La biodiversità va curata nella vigna stessa, attraverso interventi di rinverdimento continui e variati, ma anche nell’ambiente circostante, che deve essere mantenuto il più naturale possibile. Siepi, cespugli e boschi, ma anche animali domestici e selvatici svolgono un ruolo importante, poiché la varietà fa bene alla salute del sistema.
Naturalmente è lecito e necessario intervenire e regolare i processi in modo da mantenerli sempre entro limiti sani. In natura niente è nocivo di per sé, ma può capitare che un elemento sia presente nella quantità, nel momento o nel luogo sbagliato. Occorre perciò sviluppare una sensibilità che permetta di capire cosa serve e in quale misura per favorire un’interazione sinergica.

L’essere umano e la vigna
Il terzo requisito è il lavoro paziente in tutti gli interventi necessari. Soprattutto nella viticoltura ecologica, ogni azione deve essere compiuta nei tempi e nei modi corretti.

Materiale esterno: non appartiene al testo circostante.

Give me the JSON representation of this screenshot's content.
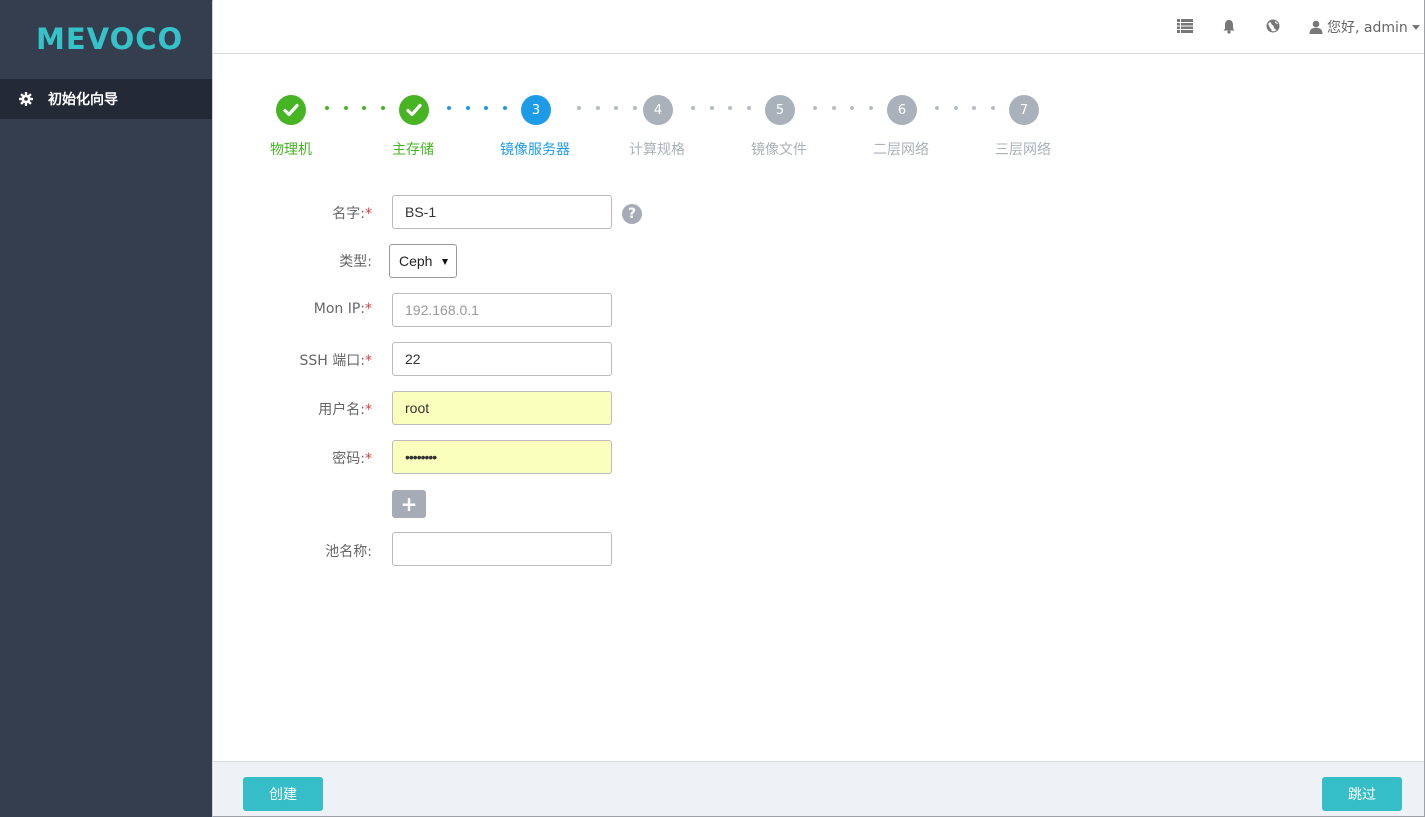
{
  "brand": {
    "logo_text": "MEVOCO",
    "accent": "#35c2c9"
  },
  "sidebar": {
    "items": [
      {
        "label": "初始化向导",
        "icon": "gear-icon"
      }
    ]
  },
  "header": {
    "icons": [
      "list-icon",
      "bell-icon",
      "globe-icon",
      "user-icon"
    ],
    "user_label": "您好, admin"
  },
  "wizard": {
    "steps": [
      {
        "marker": "",
        "label": "物理机",
        "state": "done"
      },
      {
        "marker": "",
        "label": "主存储",
        "state": "done"
      },
      {
        "marker": "3",
        "label": "镜像服务器",
        "state": "active"
      },
      {
        "marker": "4",
        "label": "计算规格",
        "state": "todo"
      },
      {
        "marker": "5",
        "label": "镜像文件",
        "state": "todo"
      },
      {
        "marker": "6",
        "label": "二层网络",
        "state": "todo"
      },
      {
        "marker": "7",
        "label": "三层网络",
        "state": "todo"
      }
    ],
    "colors": {
      "done": "#46b423",
      "active": "#1e9be7",
      "todo": "#a9b1bb"
    }
  },
  "form": {
    "name": {
      "label": "名字:",
      "required": "*",
      "value": "BS-1"
    },
    "type": {
      "label": "类型:",
      "value": "Ceph"
    },
    "mon_ip": {
      "label": "Mon IP:",
      "required": "*",
      "placeholder": "192.168.0.1"
    },
    "ssh_port": {
      "label": "SSH 端口:",
      "required": "*",
      "value": "22"
    },
    "username": {
      "label": "用户名:",
      "required": "*",
      "value": "root"
    },
    "password": {
      "label": "密码:",
      "required": "*",
      "value": "••••••••"
    },
    "add_symbol": "+",
    "pool_name": {
      "label": "池名称:",
      "value": ""
    },
    "help_symbol": "?"
  },
  "footer": {
    "create_label": "创建",
    "skip_label": "跳过"
  }
}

Diversamente dall’agricoltura tradizionale, infatti, non vi è la possibilità di attuare misure correttive a posteriori.

La potatura, la selezione dei germogli, la defogliatura e la raccolta manuale selettiva sono fasi essenziali della lavorazione e richiedono tutte la massima attenzione.

La potatura, ad esempio, è una vera arte: per effettuare quest’attività di per sé drastica in modo preciso e delicato, nel rispetto della circolazione linfatica, servono grande competenza e molta esperienza. Una potatura sbagliata potrebbe infatti avere conseguenze fatali sulla longevità della vite.

Vi sono dunque tanti fattori che interagiscono fra loro, tanti piccoli passi che dobbiamo compiere con grande cautela.